High-Level Global Partnerships

Next week at Seatrade, the annual maritime conference in Miami Beach, “our featured speaker will be the secretary general of the United Nations’ World Tourism Organization,” Goldstein said. “We have never had anybody like that attend a Seatrade conference before. But that’s the level that we’re working with to make sure everybody is aligned and on the same team.”

The World Travel & Tourism Council annual meeting also is currently under way in Seville, Spain, with heavy CEO-level cruise industry representation. And cruise companies have partnerships with the Nature Conservancy, the World Wildlife Fund, the Global Sustainable Tourism Council, and so on.

“These types of partnerships will multiply,” he said. He also said partnerships can extend to cities like Dubrovnik, where the cruise lines are working with the city and mayor to make the most optimized use of the Old City, or to destinations (such as the Caribbean or the Philippines) where the industry has helped in post-storm/disaster recovery efforts.

Using a Sports Analogy

Perhaps most telling? He told the agents that geography matters, and “you have not really felt what’s coming our way – coming to the United States,” a reference to the growing consumer concerns globally about what companies are doing on the sustainability/environmental side.

Using sports to demonstrate his point, Goldstein described today’s existing U.S. cruisers as “a home game,” as those folks typically will root for the cruise industry as a home team. “We’re playing on our home field,” he said. “There’s a predisposition to have faith in us. There’s an optimism about our behaviors. There’s a sense that we have accomplished a lot and that we often try to be above and beyond compliance.”

But he said fans also desire to know more, to have more data and better information. “And ultimately, no matter how much of a fan you are, you want to know that the home team is going to put a winning team on the field – that we are in fact going to demonstrate consistently over time, in sustainability, the right behaviors.”
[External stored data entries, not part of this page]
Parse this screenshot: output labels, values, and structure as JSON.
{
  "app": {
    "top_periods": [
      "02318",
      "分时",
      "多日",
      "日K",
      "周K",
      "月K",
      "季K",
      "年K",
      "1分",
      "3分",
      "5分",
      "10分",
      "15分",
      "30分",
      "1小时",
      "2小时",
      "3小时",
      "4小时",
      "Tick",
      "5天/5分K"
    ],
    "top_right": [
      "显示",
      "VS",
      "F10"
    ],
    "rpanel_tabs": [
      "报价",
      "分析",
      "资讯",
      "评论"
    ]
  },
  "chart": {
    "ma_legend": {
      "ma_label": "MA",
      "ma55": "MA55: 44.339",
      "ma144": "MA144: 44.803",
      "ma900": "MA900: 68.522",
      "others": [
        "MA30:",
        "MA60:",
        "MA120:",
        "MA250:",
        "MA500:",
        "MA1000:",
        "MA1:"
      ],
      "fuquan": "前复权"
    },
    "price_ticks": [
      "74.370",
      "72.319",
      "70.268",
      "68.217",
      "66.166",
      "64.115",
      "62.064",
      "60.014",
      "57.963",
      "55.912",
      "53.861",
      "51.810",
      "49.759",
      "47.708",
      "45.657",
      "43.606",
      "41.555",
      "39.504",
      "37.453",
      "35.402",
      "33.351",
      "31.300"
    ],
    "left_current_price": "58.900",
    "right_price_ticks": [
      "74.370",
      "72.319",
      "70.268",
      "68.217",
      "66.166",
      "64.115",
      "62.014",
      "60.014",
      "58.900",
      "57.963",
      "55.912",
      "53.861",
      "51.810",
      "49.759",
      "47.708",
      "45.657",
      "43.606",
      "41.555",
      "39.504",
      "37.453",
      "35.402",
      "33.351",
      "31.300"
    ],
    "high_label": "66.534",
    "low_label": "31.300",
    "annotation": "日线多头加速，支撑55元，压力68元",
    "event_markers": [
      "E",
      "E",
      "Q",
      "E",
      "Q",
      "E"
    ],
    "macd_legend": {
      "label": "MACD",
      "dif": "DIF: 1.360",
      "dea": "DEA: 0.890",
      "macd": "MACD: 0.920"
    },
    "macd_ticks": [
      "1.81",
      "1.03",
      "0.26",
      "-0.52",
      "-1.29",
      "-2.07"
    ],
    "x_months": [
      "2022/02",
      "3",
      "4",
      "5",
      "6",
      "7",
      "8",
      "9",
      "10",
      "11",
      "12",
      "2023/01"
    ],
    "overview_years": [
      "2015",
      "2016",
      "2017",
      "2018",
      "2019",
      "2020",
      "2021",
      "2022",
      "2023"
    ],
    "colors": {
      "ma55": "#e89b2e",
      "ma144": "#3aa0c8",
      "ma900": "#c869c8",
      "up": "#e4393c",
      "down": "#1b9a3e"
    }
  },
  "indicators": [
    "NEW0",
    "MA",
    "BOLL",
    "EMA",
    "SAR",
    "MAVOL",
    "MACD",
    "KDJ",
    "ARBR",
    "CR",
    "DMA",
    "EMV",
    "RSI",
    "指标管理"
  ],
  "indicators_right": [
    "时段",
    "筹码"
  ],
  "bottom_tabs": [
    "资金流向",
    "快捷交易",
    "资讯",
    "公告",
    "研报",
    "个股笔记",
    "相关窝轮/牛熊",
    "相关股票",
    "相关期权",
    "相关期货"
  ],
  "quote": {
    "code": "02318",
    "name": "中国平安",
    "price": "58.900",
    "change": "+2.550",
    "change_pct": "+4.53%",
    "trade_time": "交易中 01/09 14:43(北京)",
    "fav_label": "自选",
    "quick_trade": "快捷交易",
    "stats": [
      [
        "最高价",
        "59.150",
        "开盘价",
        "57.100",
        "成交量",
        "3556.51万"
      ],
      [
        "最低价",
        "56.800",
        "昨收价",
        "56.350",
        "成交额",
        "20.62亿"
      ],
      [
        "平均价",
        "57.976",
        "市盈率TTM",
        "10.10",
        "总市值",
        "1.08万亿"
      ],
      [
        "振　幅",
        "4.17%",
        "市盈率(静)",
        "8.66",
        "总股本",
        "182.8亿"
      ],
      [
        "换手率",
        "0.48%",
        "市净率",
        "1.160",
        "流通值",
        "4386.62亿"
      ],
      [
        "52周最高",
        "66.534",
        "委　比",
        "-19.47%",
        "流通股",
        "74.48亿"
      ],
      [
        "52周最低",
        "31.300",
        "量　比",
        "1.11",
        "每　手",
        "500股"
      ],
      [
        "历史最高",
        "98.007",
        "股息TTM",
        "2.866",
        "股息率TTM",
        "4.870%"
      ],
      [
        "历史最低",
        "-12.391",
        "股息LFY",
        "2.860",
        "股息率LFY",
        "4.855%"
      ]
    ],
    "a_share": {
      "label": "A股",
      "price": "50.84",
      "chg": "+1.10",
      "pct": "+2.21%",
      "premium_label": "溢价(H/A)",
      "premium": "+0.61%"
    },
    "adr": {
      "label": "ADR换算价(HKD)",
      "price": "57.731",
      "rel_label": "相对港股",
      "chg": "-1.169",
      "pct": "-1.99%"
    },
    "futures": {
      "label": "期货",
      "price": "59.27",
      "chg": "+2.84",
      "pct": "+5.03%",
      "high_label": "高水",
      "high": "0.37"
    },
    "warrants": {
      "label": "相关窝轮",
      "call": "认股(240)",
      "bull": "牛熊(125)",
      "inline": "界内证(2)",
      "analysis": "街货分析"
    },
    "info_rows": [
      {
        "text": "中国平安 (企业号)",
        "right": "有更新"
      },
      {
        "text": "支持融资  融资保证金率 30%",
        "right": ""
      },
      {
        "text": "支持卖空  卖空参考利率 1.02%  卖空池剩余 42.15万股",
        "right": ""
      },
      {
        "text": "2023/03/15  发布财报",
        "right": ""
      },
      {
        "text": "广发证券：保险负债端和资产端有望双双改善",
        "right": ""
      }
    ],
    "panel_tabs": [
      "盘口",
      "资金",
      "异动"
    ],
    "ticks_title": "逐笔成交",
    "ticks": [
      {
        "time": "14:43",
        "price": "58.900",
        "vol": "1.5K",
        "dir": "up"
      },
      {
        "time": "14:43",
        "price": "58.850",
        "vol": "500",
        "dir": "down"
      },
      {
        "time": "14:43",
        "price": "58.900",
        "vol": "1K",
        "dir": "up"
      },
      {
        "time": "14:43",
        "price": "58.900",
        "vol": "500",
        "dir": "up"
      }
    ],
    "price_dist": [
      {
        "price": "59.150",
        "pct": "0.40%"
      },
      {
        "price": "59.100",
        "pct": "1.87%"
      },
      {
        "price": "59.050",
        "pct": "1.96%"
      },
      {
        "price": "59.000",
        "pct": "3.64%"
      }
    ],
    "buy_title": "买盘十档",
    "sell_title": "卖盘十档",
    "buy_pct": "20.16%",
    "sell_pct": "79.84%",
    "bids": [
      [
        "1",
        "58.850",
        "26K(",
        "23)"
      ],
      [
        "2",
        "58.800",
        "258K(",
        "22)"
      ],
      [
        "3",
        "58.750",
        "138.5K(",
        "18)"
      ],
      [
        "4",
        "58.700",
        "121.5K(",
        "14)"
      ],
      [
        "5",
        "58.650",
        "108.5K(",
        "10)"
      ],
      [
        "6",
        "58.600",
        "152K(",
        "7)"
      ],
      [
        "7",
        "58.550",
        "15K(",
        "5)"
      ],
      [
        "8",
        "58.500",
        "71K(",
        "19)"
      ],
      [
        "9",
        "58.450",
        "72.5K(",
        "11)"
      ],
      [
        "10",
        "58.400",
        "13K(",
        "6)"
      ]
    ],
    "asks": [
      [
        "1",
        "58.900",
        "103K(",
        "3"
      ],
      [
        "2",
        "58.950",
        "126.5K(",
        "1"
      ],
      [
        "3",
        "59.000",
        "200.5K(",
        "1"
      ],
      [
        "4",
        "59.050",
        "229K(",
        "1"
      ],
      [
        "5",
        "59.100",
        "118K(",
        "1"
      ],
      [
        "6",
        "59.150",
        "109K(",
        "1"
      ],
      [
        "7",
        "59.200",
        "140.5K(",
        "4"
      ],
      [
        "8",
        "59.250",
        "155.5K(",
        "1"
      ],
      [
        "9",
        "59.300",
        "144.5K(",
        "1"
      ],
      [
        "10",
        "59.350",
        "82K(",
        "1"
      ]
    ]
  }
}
He said the industry is determined to keep that high rating from existing consumers. But for non-cruisers in the U.S., he’d describe the scenario as “playing on a neutral field.” Non-cruisers are more likely to sit back and wait to see how it unfolds before choosing sides, and it could go either way.

“We want to win those people over, not only to have a cruise experience, of course, but also to demonstrate the commitment we make to sustainability on an everyday basis,” Goldstein said.

But, “when it comes to Europe, we’re playing on somebody else’s field,” he stressed, saying that for the cruise industry it was like playing an away game.

All European demographic groups are deeply concerned about sustainability and environmental protection: “There is just extraordinary sensitivity throughout the continent of Europe at how all industries, all businesses and even government are behaving in terms of sustainability.”  

Most telling? “It is the first question that comes up anywhere I go there,” Goldstein told the agents. “I don’t see that changing other than to get even more intense.”

While he said he doesn’t know that the U.S. will ever be like that, but “I am very confident to say it will become more like that and that’s something that we need to prepare for.”

He said the industry needs to tell the story of leadership, stewardship and partnership “more often, more articulately, more powerfully and to more audiences.” Agents can help in that regard, and Goldstein expressed “enormous respect” for the work advisors do, saying the growth already achieved would not have been possible without them.

But, when it comes to the cruise industry’s sustainability and environmental responsibility, “It is going to become more relevant to all of you and your colleagues on a day-to-day basis as we go forward,” Goldstein told the agents.

But he also added that by attending Cruise360, “you’re ahead of the game.”